Poirot se detuvo para leer el texto labrado en una tablilla plantada en la cabecera de una sepultura. Había otras por las inmediaciones, todas las cuales databan de dos o tres años atrás. La inscripción era sencilla:

«A la memoria de Hugo Edmund Drake,
amado esposo de Rowena Arabella Drake,
fallecido el 20 de marzo de 19…
Dios le dio el merecido descanso»

Se le ocurrió pensar a Poirot, recientemente alcanzado por los disparos de la dinámica Rowena Drake, que el descanso le había llegado a su esposo por la ruta más inesperada.

Descubrió una urna de alabastro que contenía restos de un ramos de flores. Un jardinero ya viejo, evidentemente dedicado en el recinto a cuidar de las tumbas de los buenos ciudadanos de Woodleigh Common que habían abandonado definitivamente el sector residencial, se aproximó a Poirot con la esperanza de charlar unos minutos con él. Dejó su azada y la escoba de que era portador a un lado…

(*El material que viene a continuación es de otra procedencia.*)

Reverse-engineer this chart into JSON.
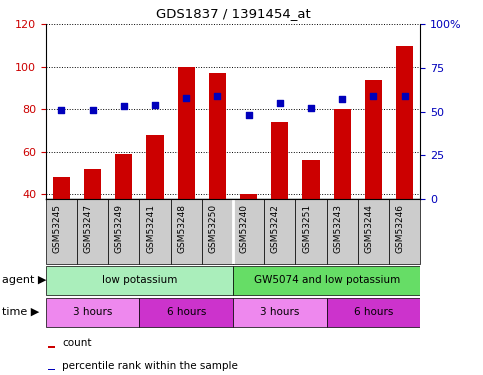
{
  "title": "GDS1837 / 1391454_at",
  "samples": [
    "GSM53245",
    "GSM53247",
    "GSM53249",
    "GSM53241",
    "GSM53248",
    "GSM53250",
    "GSM53240",
    "GSM53242",
    "GSM53251",
    "GSM53243",
    "GSM53244",
    "GSM53246"
  ],
  "counts": [
    48,
    52,
    59,
    68,
    100,
    97,
    40,
    74,
    56,
    80,
    94,
    110
  ],
  "percentiles": [
    51,
    51,
    53,
    54,
    58,
    59,
    48,
    55,
    52,
    57,
    59,
    59
  ],
  "ylim_left": [
    38,
    120
  ],
  "ylim_right": [
    0,
    100
  ],
  "yticks_left": [
    40,
    60,
    80,
    100,
    120
  ],
  "yticks_right": [
    0,
    25,
    50,
    75,
    100
  ],
  "yticklabels_right": [
    "0",
    "25",
    "50",
    "75",
    "100%"
  ],
  "bar_color": "#cc0000",
  "dot_color": "#0000bb",
  "bar_bottom": 38,
  "agent_groups": [
    {
      "label": "low potassium",
      "start": 0,
      "end": 6,
      "color": "#aaeebb"
    },
    {
      "label": "GW5074 and low potassium",
      "start": 6,
      "end": 12,
      "color": "#66dd66"
    }
  ],
  "time_groups": [
    {
      "label": "3 hours",
      "start": 0,
      "end": 3,
      "color": "#ee88ee"
    },
    {
      "label": "6 hours",
      "start": 3,
      "end": 6,
      "color": "#cc33cc"
    },
    {
      "label": "3 hours",
      "start": 6,
      "end": 9,
      "color": "#ee88ee"
    },
    {
      "label": "6 hours",
      "start": 9,
      "end": 12,
      "color": "#cc33cc"
    }
  ],
  "tick_color_left": "#cc0000",
  "tick_color_right": "#0000bb",
  "legend_count_color": "#cc0000",
  "legend_pct_color": "#0000bb",
  "agent_label": "agent",
  "time_label": "time",
  "arrow": "▶"
}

—Usted no es de aquí, ¿verdad, señor? —inquirió el anciano.

Poirot asintió, acogiéndolo con una afable sonrisa.

—El señor Drake… —murmuró el jardinero, pensativo, habiendo fijado la mirada en la tumba que tenían delante—. Un auténtico caballero. Era un lisiado, el pobre. Padecía de parálisis infantil. Y digo yo: ¿por qué
infantil
? Esta enfermedad ataca también a las personas mayores. Tanto hombres como mujeres. Mi esposa tenía una tía que la contrajo en España. Hizo un «tour» por el país, bañándose en no sé qué río. Los médicos no saben a qué atenerse muchas veces. Hoy las cosas han cambiado mucho. Usted habrá visto que todos los pequeños son inyectados con la vacuna contra la enfermedad. No hay tantos casos… Pues sí… El señor Drake era todo un caballero. No se quejaba, pese a que su padecimiento era el peor de los castigos que una persona puede soportar. No en balde había sido un deportista excelente. Formó parte del equipo de béisbol… Desde luego, era una gran persona el señor Drake.

—Falleció a consecuencia de un accidente, ¿no?

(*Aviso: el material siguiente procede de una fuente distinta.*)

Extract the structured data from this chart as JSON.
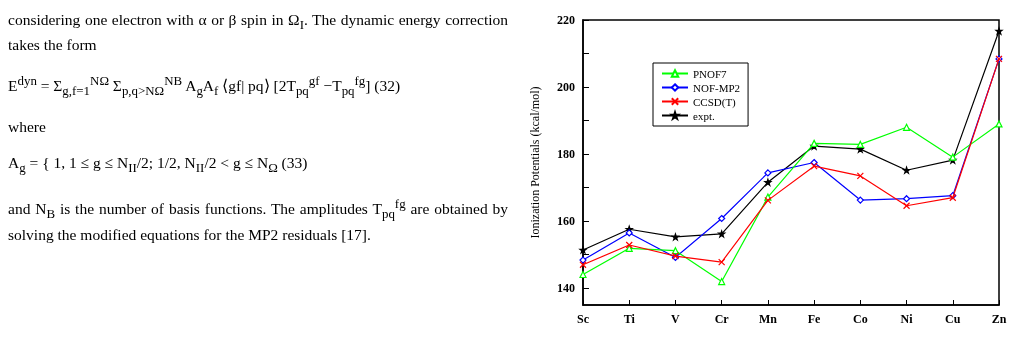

—Cierto. Fue en el momento de cruzar la carretera, a la hora del crepúsculo. Se le echó encima uno de esos vehículos que a menudo ve uno por ahí, conducidos por jóvenes de abundantes cabelleras o barbas. Es lo que dijeron. El coche no se detuvo siquiera. Sus ocupantes no volvieron para averiguar lo que habían hecho. Abandonaron el automóvil no sé dónde, en un estacionamiento, me parece, a unos treinta kilómetros de distancia del lugar del suceso. El coche no pertenecía a sus ocupantes. Éstos lo habían robado… ¡Oh! Es terrible… ¡Hay que ver los accidentes de automóviles que se producen hoy en día! Y la policía, a todo esto, se ve impotente. Apenas puede hacer nada. La señora Drake quería mucho a su esposo… Fue un duro golpe para ella la desgracia. Viene aquí casi todas las semanas con flores, que deposita en el sepulcro. Los dos se llevaban muy bien. Con todo, a mi me parece que esa mujer estará ya muy poco en este sector residencial…

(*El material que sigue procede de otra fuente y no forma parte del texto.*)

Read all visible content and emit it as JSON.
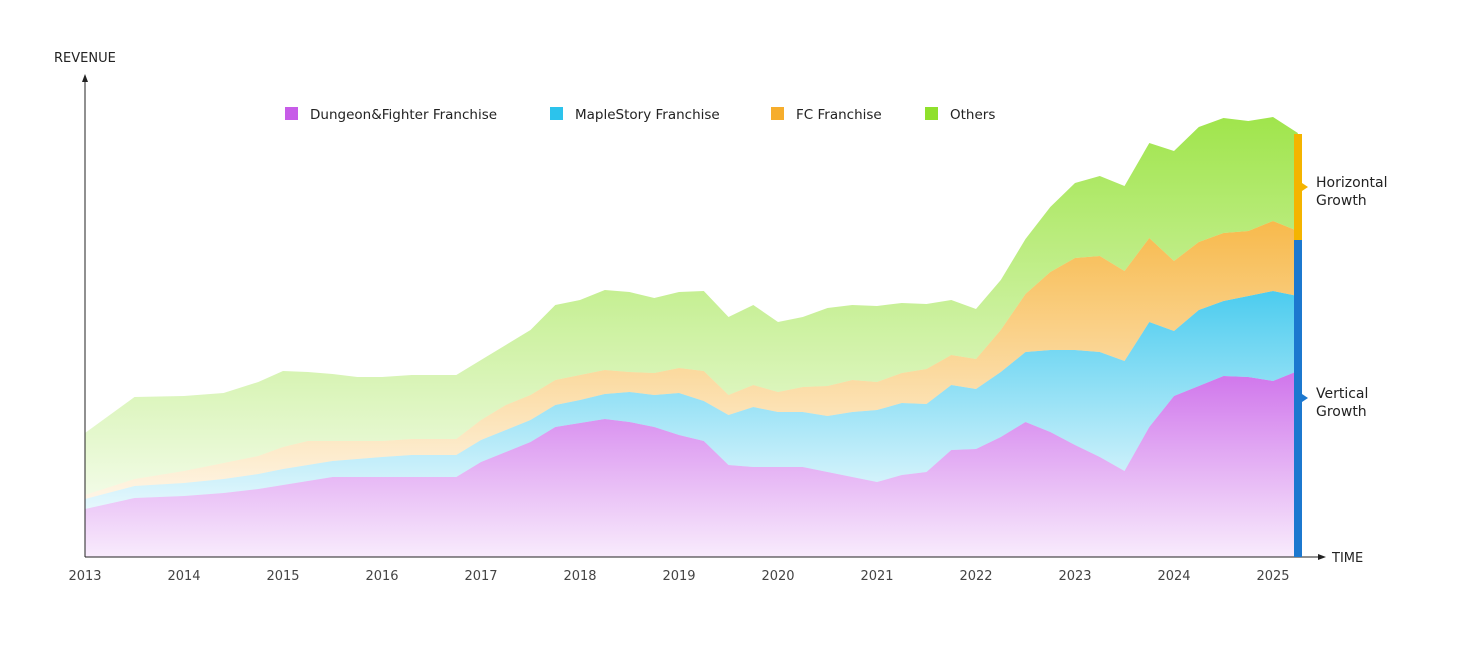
{
  "chart_data": {
    "type": "area",
    "stacked": true,
    "y_axis_label": "REVENUE",
    "x_axis_label": "TIME",
    "x_ticks": [
      "2013",
      "2014",
      "2015",
      "2016",
      "2017",
      "2018",
      "2019",
      "2020",
      "2021",
      "2022",
      "2023",
      "2024",
      "2025"
    ],
    "x_range": [
      2013,
      2025.25
    ],
    "y_range": [
      0,
      440
    ],
    "y_scale_note": "no numeric y-axis values printed; values are relative readings",
    "grid": false,
    "legend_position": "top",
    "x": [
      2013,
      2013.5,
      2014,
      2014.4,
      2014.75,
      2015,
      2015.25,
      2015.5,
      2015.75,
      2016,
      2016.3,
      2016.75,
      2017,
      2017.25,
      2017.5,
      2017.75,
      2018,
      2018.25,
      2018.5,
      2018.75,
      2019,
      2019.25,
      2019.5,
      2019.75,
      2020,
      2020.25,
      2020.5,
      2020.75,
      2021,
      2021.25,
      2021.5,
      2021.75,
      2022,
      2022.25,
      2022.5,
      2022.75,
      2023,
      2023.25,
      2023.5,
      2023.75,
      2024,
      2024.25,
      2024.5,
      2024.75,
      2025,
      2025.25
    ],
    "series": [
      {
        "name": "Dungeon&Fighter Franchise",
        "color": "#c75ce8",
        "values": [
          48,
          59,
          61,
          64,
          68,
          72,
          76,
          80,
          80,
          80,
          80,
          80,
          95,
          105,
          115,
          130,
          134,
          138,
          135,
          130,
          122,
          116,
          92,
          90,
          90,
          90,
          85,
          80,
          75,
          82,
          85,
          107,
          108,
          120,
          135,
          125,
          112,
          100,
          86,
          130,
          161,
          171,
          181,
          180,
          176,
          186
        ]
      },
      {
        "name": "MapleStory Franchise",
        "color": "#2cc3ec",
        "values": [
          10,
          12,
          13,
          14,
          15,
          16,
          16,
          16,
          18,
          20,
          22,
          22,
          22,
          22,
          22,
          22,
          23,
          25,
          30,
          32,
          42,
          40,
          50,
          60,
          55,
          55,
          56,
          65,
          72,
          72,
          68,
          65,
          60,
          65,
          70,
          82,
          95,
          105,
          110,
          105,
          65,
          76,
          75,
          81,
          90,
          75
        ]
      },
      {
        "name": "FC Franchise",
        "color": "#f6ad2c",
        "values": [
          4,
          7,
          12,
          16,
          18,
          22,
          24,
          20,
          18,
          16,
          16,
          16,
          20,
          25,
          25,
          25,
          25,
          24,
          20,
          22,
          25,
          30,
          20,
          22,
          20,
          25,
          30,
          32,
          28,
          30,
          35,
          30,
          30,
          42,
          58,
          78,
          92,
          96,
          90,
          84,
          70,
          68,
          68,
          65,
          70,
          65
        ]
      },
      {
        "name": "Others",
        "color": "#8fe02c",
        "values": [
          62,
          82,
          75,
          70,
          74,
          76,
          69,
          67,
          64,
          64,
          64,
          64,
          60,
          60,
          65,
          75,
          75,
          80,
          80,
          75,
          76,
          80,
          78,
          80,
          70,
          70,
          78,
          75,
          76,
          70,
          65,
          55,
          50,
          50,
          55,
          65,
          75,
          80,
          85,
          95,
          110,
          115,
          115,
          110,
          104,
          98
        ]
      }
    ],
    "annotations": [
      {
        "label": "Horizontal\nGrowth",
        "color": "#f4b400"
      },
      {
        "label": "Vertical\nGrowth",
        "color": "#1c78cf"
      }
    ]
  }
}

—¿De veras? ¿Pese a disfrutar en este sitio de una hermosa vivienda?

—Sí, sí… Y en el poblado esa mujer se mueve lo suyo. Se la ve en todas partes. Forma parte de las directivas de las sociedades femeninas, organiza tés y reuniones… Se halla al frente de muchas cosas. Alguna gente piensa que le gusta demasiado mandar. Es así, realmente. Pero el párroco, por ejemplo, confía en ella. Es una mujer de iniciativa. Monta viajes de turismo, excursiones cortas… ¡Oh, sí! Yo no se lo digo a mi mujer, pero lo pienso: no por dejarse ver esas personas son más populares. ¿Usted entiende lo que quiero decir? Lo normal es que vayan incesantemente de un lado para otro indicando qué es lo que debe hacerse y qué es lo que hay que evitar. Esas señoras tienen alma de dictadoras. No tienen la más leve idea de lo que significa la libertad para algunos seres… Claro que hay que reconocer que actualmente en ningún lado se disfruta de ella.